Why Doug Ford may finally be putting the scandals behind him

OPINION: Queen’s Park has cut ties with Dean French. French has dropped his lawsuit against a former Tory MPP. Things are going better for the government — but will Ford be able to keep it that way?
By Matt Gurney - Published on Jul 24, 2019
Dean French, former chief of staff to Premier Doug Ford, has dropped a high-profile lawsuit against ex-Tory MPP Randy Hillier. (Chris Young/CP)



It was just a few weeks ago here on TVO.org that I interviewed John Wright, a pollster with decades of experience. Our conversation covered a lot of ground and focused partly on federal matters. But when I asked Wright what he thought Premier Doug Ford should do to halt a seemingly catastrophic decline in his polling numbers, his answer jumped out.

“The premier needs to go to the cottage while the heat is turned down by his new staff and stay out of sight as much as possible,” Wright told me. “My advice: turn the volume down on everything. Stop being boisterous and all-consuming.
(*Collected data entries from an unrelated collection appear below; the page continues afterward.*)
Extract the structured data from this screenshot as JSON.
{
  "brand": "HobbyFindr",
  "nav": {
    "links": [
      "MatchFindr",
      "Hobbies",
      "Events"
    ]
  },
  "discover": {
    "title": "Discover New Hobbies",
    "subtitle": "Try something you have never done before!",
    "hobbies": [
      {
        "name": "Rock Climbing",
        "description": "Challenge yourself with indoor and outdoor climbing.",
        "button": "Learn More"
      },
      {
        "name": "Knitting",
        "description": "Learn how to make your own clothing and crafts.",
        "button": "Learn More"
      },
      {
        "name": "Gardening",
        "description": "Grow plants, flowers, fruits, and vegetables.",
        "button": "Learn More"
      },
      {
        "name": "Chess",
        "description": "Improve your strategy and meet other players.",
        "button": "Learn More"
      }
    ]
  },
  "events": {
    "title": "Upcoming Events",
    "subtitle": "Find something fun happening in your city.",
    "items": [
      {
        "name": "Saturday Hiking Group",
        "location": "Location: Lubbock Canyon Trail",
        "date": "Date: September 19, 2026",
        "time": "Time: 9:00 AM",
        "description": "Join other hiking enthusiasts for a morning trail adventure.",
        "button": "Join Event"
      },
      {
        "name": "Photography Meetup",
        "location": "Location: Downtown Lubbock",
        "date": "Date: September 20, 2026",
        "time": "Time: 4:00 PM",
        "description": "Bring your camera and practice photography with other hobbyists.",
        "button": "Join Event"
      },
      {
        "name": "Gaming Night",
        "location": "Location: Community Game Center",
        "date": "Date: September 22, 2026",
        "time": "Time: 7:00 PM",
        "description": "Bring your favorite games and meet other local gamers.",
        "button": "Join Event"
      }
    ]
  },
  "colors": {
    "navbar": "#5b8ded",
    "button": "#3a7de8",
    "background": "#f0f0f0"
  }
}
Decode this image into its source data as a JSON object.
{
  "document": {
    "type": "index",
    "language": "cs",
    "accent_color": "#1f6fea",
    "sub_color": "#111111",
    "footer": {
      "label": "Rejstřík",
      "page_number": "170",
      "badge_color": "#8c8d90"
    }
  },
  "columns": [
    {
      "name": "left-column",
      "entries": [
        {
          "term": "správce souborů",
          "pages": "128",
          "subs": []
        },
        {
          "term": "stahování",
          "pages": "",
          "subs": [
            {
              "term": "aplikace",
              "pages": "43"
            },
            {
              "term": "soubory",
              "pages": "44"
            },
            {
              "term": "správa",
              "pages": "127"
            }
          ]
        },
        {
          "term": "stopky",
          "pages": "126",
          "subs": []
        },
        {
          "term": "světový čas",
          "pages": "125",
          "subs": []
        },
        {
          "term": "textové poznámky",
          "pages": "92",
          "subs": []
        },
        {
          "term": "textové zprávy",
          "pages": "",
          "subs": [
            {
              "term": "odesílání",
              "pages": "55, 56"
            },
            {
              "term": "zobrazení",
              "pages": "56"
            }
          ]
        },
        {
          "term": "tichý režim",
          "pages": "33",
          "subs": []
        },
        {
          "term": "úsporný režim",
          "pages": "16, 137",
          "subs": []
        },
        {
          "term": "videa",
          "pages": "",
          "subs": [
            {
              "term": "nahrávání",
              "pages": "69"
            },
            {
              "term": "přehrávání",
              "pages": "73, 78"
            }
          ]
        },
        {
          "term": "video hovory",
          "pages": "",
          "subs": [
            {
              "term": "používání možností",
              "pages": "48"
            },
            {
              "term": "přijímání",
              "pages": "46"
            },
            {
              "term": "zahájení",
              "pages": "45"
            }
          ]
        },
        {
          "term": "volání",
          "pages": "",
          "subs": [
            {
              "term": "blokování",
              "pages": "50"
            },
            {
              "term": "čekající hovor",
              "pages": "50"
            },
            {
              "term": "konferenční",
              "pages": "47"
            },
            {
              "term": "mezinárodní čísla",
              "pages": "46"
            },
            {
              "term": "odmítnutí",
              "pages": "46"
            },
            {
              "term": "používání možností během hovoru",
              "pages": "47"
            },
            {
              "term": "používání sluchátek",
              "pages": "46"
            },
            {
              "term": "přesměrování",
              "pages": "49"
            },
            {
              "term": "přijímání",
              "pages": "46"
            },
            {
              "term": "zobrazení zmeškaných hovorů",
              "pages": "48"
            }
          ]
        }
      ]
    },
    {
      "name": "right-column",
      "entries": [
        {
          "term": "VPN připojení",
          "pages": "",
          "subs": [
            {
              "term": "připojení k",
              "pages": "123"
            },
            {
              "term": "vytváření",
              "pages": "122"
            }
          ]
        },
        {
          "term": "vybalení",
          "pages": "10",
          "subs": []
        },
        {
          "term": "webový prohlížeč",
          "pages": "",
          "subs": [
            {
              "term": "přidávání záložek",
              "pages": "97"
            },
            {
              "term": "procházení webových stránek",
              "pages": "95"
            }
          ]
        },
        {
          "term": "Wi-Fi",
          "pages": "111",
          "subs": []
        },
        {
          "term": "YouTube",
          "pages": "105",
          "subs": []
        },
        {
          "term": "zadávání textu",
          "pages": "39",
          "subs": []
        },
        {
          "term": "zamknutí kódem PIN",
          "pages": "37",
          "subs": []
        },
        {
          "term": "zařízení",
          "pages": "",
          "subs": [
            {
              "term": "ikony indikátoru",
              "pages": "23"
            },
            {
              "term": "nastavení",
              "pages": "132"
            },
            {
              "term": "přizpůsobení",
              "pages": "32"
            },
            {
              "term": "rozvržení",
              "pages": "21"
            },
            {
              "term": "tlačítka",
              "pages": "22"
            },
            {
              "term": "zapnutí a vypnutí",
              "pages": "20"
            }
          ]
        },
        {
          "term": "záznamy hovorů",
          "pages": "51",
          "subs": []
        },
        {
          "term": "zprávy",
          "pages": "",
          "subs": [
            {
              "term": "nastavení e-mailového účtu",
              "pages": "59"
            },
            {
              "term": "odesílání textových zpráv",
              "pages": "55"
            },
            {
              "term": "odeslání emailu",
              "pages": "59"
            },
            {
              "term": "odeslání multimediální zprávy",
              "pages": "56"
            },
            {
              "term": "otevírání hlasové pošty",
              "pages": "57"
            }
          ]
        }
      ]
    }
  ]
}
It has not worked.”

That was good advice, I thought at the time. But there was a problem. If I may channel Faulkner for a moment: Ford couldn’t go to the cottage and let things simmer down, because the past wasn’t dead, or even the past.

When I spoke with Wright, it was in the immediate aftermath of a brutal week for the Ford government. A major cabinet shuffle had been completely overshadowed by a patronage scandal involving plum government postings for friends and relatives of Dean French, Ford’s former chief of staff. French resigned — or was resigned, perhaps — in late June, but his resignation didn’t quite end the story. More questionable appointments kept coming to light even after French was out of a job, and there were reports of tension over his continued influence at Queen’s Park. You can’t begin to move on from a political fiasco mid-fiasco.

It’s been just shy of three weeks since I interviewed Wright. Has Ford finally begun to put this behind him?

The answer seems to be a provisional yes.

To be clear, French is not the only problem that the Ford government is facing. It remains besieged on several fronts (funding for childhood autism therapy is an important one). But at least insofar as the French patronage scandal was concerned, new revelations seem to have dried up. Never say never — but even if there are more revelations of cushy jobs going to friends and family of French, the worst seems to be behind Ford. The steady outpouring of bad news seems a thing of the past (with all deference to Faulkner, of course). And, eventually, the public gets desensitized to further incremental updates to an old story anyway.

It helps that all remaining links between Ford and French seem to have been severed. Toronto Star Queen’s Park bureau chief Robert Benzie reported on Tuesday that Ford had cut all remaining ties to French. Not only has the premier said so publicly, but Benzie reports that senior Progressive Conservative officials have told the Star that Ford has also assured his cabinet and caucus colleagues that French has been cut out of the loop entirely.

And there was another bit of good news this week for Ford on the French front. The ex-chief of staff has dropped his lawsuit against Randy Hillier, a former Tory MPP who now sits as an independent, having been booted from the PC caucus.

The context here is complicated — and, given the legal sensitivities, needs to be summarized very carefully. In effect, Hillier, who has a reputation for shooting from the hip, was ejected from caucus, reportedly after having complained to Ford behind closed doors about French’s behaviour (French’s relationship with caucus was, indeed, apparently very rocky). Hillier then made public remarks on social media that French objected to; he apologized for one of them and withdrew it, but French, unsatisfied, commenced legal action.

Again, that’s a careful recapping of some serious allegations. (And, full disclosure: Hillier’s lawyer, Asher Honickman, is one of my oldest friends.) But the details of the allegations and defences aren’t what’s important for Ford. The important thing is that this problem go away — the last thing a government trying to move past a scandal involving a former senior official needs is for that senior official to show up in the news thanks to ongoing litigation.

Of course, scandals have a way of coming back from the dead to haunt the (political) survivors they didn't get the first time. God only knows what additional fodder may be found in French’s time at Queen’s Park. But I do wonder whether this might finally begin to at least contain the damage of French’s departure. It’s been a few days since any more patronage postings have been revealed; Ford has said that, going forward, there will be a new process aimed at preventing further such scandals. French has apparently been cut off. His high-profile lawsuit against a sitting member of the legislature has been abandoned.

We’re probably a lot deeper into July than the PCs would have wanted to go before they were finally able to start moving on from French’s tumultuous exit. But, at long last, it may be time for Ford to go to the cottage for a bit as things start to simmer down.